Sua obra não visa apenas à diversão ou à afirmação de valores morais,
mas objetiva, antes de tudo, a investigação do espírito humano, universal,
sem contudo, afastar-se da realidade universal. (MARIA TEREZA FARIA,
2008, p. 7).
Machado de Assis foi capaz de retratar, de modo extraordinário, o
comportamento de um homem transtornado pelo ciúme.
A linguagem constitui o elemento formal da literatura. A narrativa, no
romance, nos dá através do conflito de personagens, uma certa concepção
da realidade. A originalidade no manejo técnico dos signos e das estruturas
sintáticas produz o estilo individual dos escritores. (TUFANO, 1975).
Em Machado de Assis, a análise psicológica das personagens, a linguagem
correta, frases e capítulos curtos, conversa com o leitor, análise da sociedade são
características predominantes.
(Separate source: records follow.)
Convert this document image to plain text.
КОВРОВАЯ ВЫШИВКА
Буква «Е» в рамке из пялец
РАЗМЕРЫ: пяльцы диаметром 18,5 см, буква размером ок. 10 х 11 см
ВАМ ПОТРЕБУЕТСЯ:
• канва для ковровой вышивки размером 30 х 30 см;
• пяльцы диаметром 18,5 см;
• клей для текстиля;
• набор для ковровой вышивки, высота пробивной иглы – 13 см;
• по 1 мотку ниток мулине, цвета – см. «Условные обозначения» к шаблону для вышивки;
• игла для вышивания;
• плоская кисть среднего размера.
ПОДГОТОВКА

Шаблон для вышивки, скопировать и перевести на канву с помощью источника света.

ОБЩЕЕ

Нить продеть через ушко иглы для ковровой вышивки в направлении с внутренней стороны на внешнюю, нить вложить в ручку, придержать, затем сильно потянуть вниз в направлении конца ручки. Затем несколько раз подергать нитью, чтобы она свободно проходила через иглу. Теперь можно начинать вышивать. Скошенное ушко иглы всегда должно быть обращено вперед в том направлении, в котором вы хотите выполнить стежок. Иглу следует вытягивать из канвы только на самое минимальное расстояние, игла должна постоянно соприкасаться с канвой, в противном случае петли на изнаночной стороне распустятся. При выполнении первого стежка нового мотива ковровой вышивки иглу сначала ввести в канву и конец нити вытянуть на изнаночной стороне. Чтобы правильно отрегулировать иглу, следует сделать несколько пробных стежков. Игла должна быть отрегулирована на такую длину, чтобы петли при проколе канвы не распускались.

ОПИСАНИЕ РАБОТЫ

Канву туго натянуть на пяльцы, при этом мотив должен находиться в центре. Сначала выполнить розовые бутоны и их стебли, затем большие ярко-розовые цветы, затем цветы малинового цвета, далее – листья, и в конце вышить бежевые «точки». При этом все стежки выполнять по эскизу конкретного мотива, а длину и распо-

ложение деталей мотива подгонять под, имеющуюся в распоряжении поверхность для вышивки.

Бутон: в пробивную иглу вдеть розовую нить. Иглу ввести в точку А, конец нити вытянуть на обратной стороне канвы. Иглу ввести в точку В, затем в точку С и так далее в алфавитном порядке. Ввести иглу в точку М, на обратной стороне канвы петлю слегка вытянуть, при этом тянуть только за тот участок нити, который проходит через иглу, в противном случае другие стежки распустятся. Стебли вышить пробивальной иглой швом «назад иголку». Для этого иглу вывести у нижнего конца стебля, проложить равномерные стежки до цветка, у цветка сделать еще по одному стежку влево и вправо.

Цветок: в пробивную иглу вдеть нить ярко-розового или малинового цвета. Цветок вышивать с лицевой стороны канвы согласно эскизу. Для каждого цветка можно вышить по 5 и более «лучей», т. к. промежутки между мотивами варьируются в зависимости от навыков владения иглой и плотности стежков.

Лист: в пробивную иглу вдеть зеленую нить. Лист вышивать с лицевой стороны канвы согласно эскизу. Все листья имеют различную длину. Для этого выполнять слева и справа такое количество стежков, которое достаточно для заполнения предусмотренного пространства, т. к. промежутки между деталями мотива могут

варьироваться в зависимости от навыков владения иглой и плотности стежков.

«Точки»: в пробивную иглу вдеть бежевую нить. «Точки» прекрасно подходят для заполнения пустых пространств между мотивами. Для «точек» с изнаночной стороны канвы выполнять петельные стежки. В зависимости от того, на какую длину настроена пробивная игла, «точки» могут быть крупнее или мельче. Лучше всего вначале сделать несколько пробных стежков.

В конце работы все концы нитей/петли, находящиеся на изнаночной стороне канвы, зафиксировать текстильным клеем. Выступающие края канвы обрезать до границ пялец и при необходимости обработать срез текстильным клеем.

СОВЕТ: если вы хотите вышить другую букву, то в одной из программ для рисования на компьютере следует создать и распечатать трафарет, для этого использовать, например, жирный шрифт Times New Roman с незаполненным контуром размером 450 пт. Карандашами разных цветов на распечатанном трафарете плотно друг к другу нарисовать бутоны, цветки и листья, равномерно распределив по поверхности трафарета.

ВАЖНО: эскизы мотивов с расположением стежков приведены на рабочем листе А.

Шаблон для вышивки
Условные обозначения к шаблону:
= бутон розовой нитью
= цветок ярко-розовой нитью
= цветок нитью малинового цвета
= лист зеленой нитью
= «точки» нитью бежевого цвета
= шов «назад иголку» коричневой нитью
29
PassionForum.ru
A relação entre o fato real e imaginado compõe o
universo machadiano na obra Dom Casmurro. É necessário que o aluno aprenda a
identificar essas características, interagindo com o contexto da obra.
As contradições da natureza humana, os jogos de interesse e rivalidades
que existem nos relacionamentos mais íntimos, a mistura de amor e ódio
que une e desune os seres, sempre mais complexo do que parecem ser […]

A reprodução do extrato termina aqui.